Robin Williams once said "If you remember the 1960s, then you weren't there." The same might be said of Studio 54, the Manhattan disco that served as the world headquarters of hedonism in the late '70s. Certainly, the makers of "54" are hoping you don't remember those days all too clearly, as they serve up a period piece that plays fast and loose with a few important details.
The appeal of Studio 54 was the realization that you would likely never get to experience it for yourself. Owner Steve Rubell (here played by "Saturday Night Live" alum Mike Myers) personally ensured that only the beautiful people would gain entry to his famed pleasure palace, setting a tone of high-fashion fascism that would define the New York scene for years to come. How then does one make that world accessible to an audience that would have been left waiting on the other side of the velvet rope?
Director/writer Mark Christopher chooses to do it through the eyes of Shane O'Shea (Ryan Phillippe), a 19-year-old New Jerseyan whose good looks are the only ticket he needs to enter the glittering hot spot. But it's not Shane with whom we identify; it's his ugly-duckling friends and family we claim as our own as they witness his rapid absorption into a life of sex, drugs and cultural revolution.
That focus is lost as Shane leaves his humble beginnings behind to work his way up the Studio 54 hierarchy. He becomes a bartender and rubs shoulders with a coterie of the professionally fabulous, including coworker Anita (Salma Hayek) who dreams of becoming a singing disco diva, and a low-level TV star (Neve Campbell) who represents every fuzzy dream to which Shane aspires. His contact with Rubell, however, gradually reveals the filth at the root of an empire about to be toppled by a combination of financial impropriety and drug-aggravated incompetence.
The more that Shane is onscreen, the more the film suffers. He's just a pretty dunderhead, a faint echo of John Travolta's moronic-yet-soulful Tony Manero in "Saturday Night Fever." Hayek fares better, displaying some winning Latina spunk and a flair for comedy. Myers is surprisingly good as Rubell, striking subtler notes than expected in a portrayal that could have been little more than a caricature. In his signature scene, Rubell/Myers tries and fails to seduce one of his young, male employees, then vomits into a pile of his own cash.
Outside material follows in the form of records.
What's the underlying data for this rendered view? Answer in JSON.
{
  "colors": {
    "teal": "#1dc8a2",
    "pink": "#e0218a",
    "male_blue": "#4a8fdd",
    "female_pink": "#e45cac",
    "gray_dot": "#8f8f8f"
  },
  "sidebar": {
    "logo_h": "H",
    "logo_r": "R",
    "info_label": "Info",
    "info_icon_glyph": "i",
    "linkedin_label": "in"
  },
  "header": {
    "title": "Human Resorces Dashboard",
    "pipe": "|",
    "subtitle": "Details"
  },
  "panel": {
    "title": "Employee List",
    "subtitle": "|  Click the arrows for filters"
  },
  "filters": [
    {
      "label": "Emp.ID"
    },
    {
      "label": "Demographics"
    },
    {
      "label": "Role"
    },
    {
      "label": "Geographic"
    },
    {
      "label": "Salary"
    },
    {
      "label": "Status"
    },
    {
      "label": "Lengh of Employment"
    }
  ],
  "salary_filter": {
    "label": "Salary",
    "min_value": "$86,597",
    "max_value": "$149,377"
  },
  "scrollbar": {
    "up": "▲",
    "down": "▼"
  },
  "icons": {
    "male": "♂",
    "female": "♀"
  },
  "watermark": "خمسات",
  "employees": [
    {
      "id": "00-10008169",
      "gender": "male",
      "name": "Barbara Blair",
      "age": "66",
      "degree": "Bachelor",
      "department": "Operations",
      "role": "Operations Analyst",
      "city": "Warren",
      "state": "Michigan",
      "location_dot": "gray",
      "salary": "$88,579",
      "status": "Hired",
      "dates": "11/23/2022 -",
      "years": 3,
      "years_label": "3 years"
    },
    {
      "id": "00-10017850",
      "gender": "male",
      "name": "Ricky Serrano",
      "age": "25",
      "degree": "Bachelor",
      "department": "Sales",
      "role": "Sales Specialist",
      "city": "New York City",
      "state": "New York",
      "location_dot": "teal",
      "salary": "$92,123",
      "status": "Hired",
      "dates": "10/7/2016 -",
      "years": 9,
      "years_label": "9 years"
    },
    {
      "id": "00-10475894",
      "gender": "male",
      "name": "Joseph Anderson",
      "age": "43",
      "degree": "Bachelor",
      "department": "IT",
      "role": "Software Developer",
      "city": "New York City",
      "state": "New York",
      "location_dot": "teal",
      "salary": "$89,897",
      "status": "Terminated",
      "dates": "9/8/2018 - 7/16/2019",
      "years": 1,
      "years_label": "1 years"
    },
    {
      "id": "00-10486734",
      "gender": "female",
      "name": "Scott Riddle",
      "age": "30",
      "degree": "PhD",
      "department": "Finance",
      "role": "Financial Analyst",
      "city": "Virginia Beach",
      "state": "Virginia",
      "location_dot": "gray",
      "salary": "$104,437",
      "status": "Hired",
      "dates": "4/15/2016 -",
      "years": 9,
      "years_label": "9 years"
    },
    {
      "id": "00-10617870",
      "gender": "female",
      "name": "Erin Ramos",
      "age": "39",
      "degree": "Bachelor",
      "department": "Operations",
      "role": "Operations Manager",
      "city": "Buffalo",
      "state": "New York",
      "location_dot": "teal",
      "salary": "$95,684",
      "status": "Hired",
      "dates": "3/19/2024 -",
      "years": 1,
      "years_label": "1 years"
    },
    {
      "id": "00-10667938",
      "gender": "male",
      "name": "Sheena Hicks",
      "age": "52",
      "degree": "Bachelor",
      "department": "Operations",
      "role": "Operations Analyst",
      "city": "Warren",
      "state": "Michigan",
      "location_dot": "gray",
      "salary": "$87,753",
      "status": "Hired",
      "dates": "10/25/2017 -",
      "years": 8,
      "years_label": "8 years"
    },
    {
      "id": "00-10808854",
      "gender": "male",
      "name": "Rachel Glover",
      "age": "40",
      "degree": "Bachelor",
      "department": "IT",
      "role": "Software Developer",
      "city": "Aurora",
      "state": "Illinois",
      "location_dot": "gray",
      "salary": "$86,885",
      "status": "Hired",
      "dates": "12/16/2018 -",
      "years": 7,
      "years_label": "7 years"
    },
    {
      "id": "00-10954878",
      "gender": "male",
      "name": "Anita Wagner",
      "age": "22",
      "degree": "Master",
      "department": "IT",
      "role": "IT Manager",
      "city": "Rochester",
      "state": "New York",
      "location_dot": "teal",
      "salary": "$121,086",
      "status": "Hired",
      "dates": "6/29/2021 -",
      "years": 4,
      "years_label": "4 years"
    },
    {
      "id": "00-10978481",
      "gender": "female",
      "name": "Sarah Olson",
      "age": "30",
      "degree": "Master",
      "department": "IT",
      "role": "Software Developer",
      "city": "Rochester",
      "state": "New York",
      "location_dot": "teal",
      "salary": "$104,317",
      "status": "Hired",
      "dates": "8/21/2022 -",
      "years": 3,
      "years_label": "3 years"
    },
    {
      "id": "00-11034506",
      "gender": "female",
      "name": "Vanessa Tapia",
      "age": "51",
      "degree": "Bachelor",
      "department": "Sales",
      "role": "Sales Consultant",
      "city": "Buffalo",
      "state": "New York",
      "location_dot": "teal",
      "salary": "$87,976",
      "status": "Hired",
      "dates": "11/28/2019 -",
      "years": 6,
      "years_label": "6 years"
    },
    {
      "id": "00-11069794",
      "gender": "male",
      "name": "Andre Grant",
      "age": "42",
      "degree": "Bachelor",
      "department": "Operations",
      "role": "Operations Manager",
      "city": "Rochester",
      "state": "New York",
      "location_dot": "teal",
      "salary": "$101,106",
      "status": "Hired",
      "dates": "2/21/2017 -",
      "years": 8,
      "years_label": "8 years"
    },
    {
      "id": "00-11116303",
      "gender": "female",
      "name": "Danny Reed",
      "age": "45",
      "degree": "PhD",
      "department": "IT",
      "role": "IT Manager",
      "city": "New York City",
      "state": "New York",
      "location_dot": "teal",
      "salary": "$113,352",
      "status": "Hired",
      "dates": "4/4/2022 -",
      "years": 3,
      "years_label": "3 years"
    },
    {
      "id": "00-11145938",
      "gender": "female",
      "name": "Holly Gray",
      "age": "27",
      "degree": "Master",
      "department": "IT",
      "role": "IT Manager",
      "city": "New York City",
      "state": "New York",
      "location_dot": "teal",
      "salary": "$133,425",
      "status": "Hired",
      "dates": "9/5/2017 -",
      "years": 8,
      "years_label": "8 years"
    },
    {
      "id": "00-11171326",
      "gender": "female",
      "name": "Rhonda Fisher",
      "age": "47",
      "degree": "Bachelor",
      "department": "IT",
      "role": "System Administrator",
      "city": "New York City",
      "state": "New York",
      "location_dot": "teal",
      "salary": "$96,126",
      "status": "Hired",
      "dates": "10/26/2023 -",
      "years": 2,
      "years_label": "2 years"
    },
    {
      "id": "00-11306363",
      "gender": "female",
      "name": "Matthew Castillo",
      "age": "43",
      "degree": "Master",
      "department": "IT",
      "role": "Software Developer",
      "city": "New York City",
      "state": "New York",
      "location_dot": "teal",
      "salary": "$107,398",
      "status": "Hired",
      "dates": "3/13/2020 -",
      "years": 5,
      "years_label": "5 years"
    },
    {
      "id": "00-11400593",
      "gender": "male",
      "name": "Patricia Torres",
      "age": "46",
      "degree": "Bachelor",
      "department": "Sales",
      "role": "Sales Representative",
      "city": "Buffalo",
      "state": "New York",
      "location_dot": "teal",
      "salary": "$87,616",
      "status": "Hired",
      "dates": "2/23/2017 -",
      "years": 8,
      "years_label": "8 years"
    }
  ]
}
The film would have greater impact if its historical grounding was firmer. The soundtrack is bereft of many of the true classics of the day, most of which have already been snapped up by rival studios for their own disco-related projects. Even Aimee Stewart's version of "Knock on Wood" appears to have been unavailable, performed here by Mary Griffin instead. The inaccuracy is all the more apparent when Griffin shows up at a performance sequence attired in Stewart's trademark headdress and sheath to lip-synch a lackluster cover of what many felt was a lackluster cover in the first place.
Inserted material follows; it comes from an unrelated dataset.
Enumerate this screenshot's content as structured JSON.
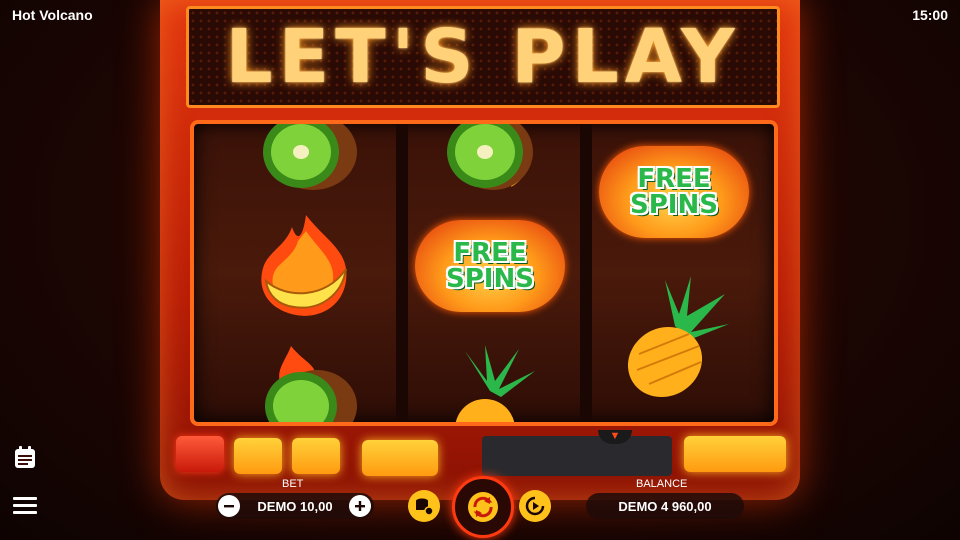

Licensing woes can't explain another blunder, a scene in which Shane is anointed into the ranks of the ultra-hip by getting to shake the hand of Andy Warhol. The real Warhol had a crippling fear of being touched, and would no sooner have shaken the hand of a strange bartender than kissed a spitting snake.
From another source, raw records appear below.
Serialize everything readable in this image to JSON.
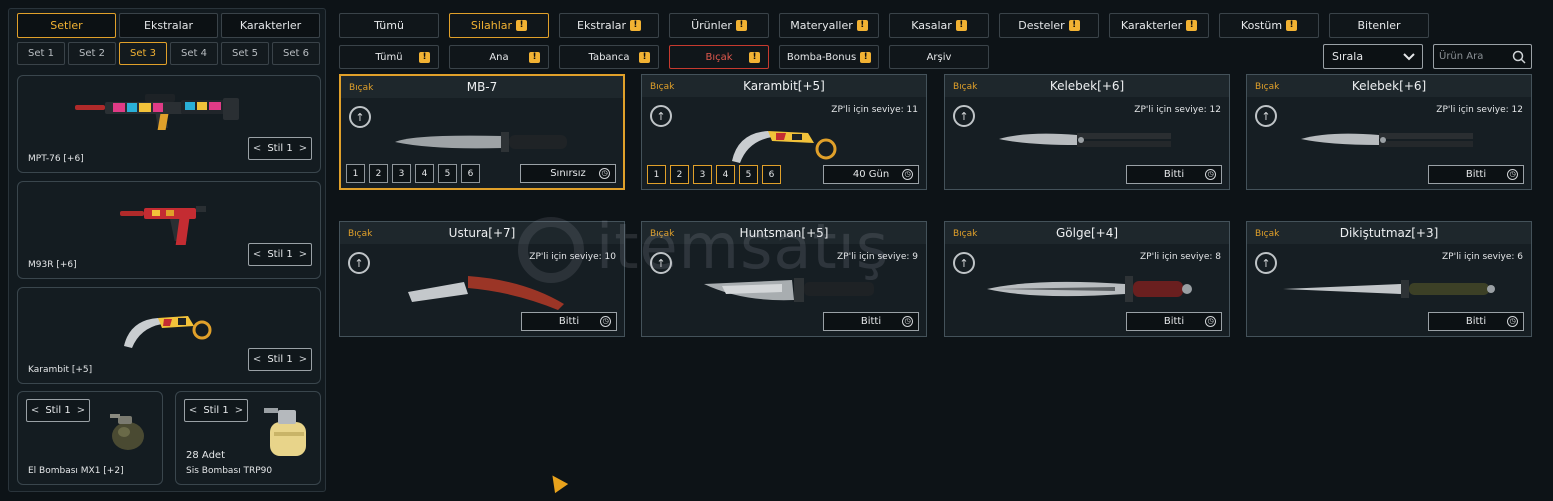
{
  "left_panel": {
    "top_tabs": [
      {
        "label": "Setler",
        "active": true
      },
      {
        "label": "Ekstralar",
        "active": false
      },
      {
        "label": "Karakterler",
        "active": false
      }
    ],
    "set_tabs": [
      {
        "label": "Set 1",
        "active": false
      },
      {
        "label": "Set 2",
        "active": false
      },
      {
        "label": "Set 3",
        "active": true
      },
      {
        "label": "Set 4",
        "active": false
      },
      {
        "label": "Set 5",
        "active": false
      },
      {
        "label": "Set 6",
        "active": false
      }
    ],
    "loadout": {
      "primary": {
        "name": "MPT-76 [+6]",
        "style": "Stil 1"
      },
      "secondary": {
        "name": "M93R [+6]",
        "style": "Stil 1"
      },
      "melee": {
        "name": "Karambit [+5]",
        "style": "Stil 1"
      },
      "grenade": {
        "name": "El Bombası MX1 [+2]",
        "style": "Stil 1"
      },
      "smoke": {
        "name": "Sis Bombası TRP90",
        "count": "28 Adet",
        "style": "Stil 1"
      }
    }
  },
  "filters": {
    "categories": [
      {
        "label": "Tümü",
        "warn": false,
        "active": false
      },
      {
        "label": "Silahlar",
        "warn": true,
        "active": true
      },
      {
        "label": "Ekstralar",
        "warn": true,
        "active": false
      },
      {
        "label": "Ürünler",
        "warn": true,
        "active": false
      },
      {
        "label": "Materyaller",
        "warn": true,
        "active": false
      },
      {
        "label": "Kasalar",
        "warn": true,
        "active": false
      },
      {
        "label": "Desteler",
        "warn": true,
        "active": false
      },
      {
        "label": "Karakterler",
        "warn": true,
        "active": false
      },
      {
        "label": "Kostüm",
        "warn": true,
        "active": false
      },
      {
        "label": "Bitenler",
        "warn": false,
        "active": false
      }
    ],
    "subcategories": [
      {
        "label": "Tümü",
        "warn": true,
        "state": "normal"
      },
      {
        "label": "Ana",
        "warn": true,
        "state": "normal"
      },
      {
        "label": "Tabanca",
        "warn": true,
        "state": "normal"
      },
      {
        "label": "Bıçak",
        "warn": true,
        "state": "red"
      },
      {
        "label": "Bomba-Bonus",
        "warn": true,
        "state": "normal"
      },
      {
        "label": "Arşiv",
        "warn": false,
        "state": "normal"
      }
    ],
    "warn_glyph": "!",
    "sort_label": "Sırala",
    "search_placeholder": "Ürün Ara"
  },
  "items": [
    {
      "type": "Bıçak",
      "title": "MB-7",
      "level_text": "",
      "status": "Sınırsız",
      "levels": [
        "1",
        "2",
        "3",
        "4",
        "5",
        "6"
      ],
      "levels_gold": false,
      "selected": true
    },
    {
      "type": "Bıçak",
      "title": "Karambit[+5]",
      "level_text": "ZP'li için seviye: 11",
      "status": "40 Gün",
      "levels": [
        "1",
        "2",
        "3",
        "4",
        "5",
        "6"
      ],
      "levels_gold": true,
      "selected": false
    },
    {
      "type": "Bıçak",
      "title": "Kelebek[+6]",
      "level_text": "ZP'li için seviye: 12",
      "status": "Bitti",
      "levels": [],
      "levels_gold": false,
      "selected": false
    },
    {
      "type": "Bıçak",
      "title": "Kelebek[+6]",
      "level_text": "ZP'li için seviye: 12",
      "status": "Bitti",
      "levels": [],
      "levels_gold": false,
      "selected": false
    },
    {
      "type": "Bıçak",
      "title": "Ustura[+7]",
      "level_text": "ZP'li için seviye: 10",
      "status": "Bitti",
      "levels": [],
      "levels_gold": false,
      "selected": false
    },
    {
      "type": "Bıçak",
      "title": "Huntsman[+5]",
      "level_text": "ZP'li için seviye: 9",
      "status": "Bitti",
      "levels": [],
      "levels_gold": false,
      "selected": false
    },
    {
      "type": "Bıçak",
      "title": "Gölge[+4]",
      "level_text": "ZP'li için seviye: 8",
      "status": "Bitti",
      "levels": [],
      "levels_gold": false,
      "selected": false
    },
    {
      "type": "Bıçak",
      "title": "Dikiştutmaz[+3]",
      "level_text": "ZP'li için seviye: 6",
      "status": "Bitti",
      "levels": [],
      "levels_gold": false,
      "selected": false
    }
  ],
  "watermark": "itemsatış",
  "colors": {
    "accent": "#e0a02a",
    "red": "#c63a2f",
    "bg": "#0d1317"
  }
}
The biggest sham is the film's denouement, which implies that Rubell's eventual fall from grace inspired his followers to clean up and find straight jobs, the better to face the onset of the '80s. In reality, they merely bought themselves skinny ties and moved downtown to Danceteria, where they continued to have sex with strangers and shovel white powder up their noses. They don't deserve the redemption this film proffers, and we deserve a better history lesson.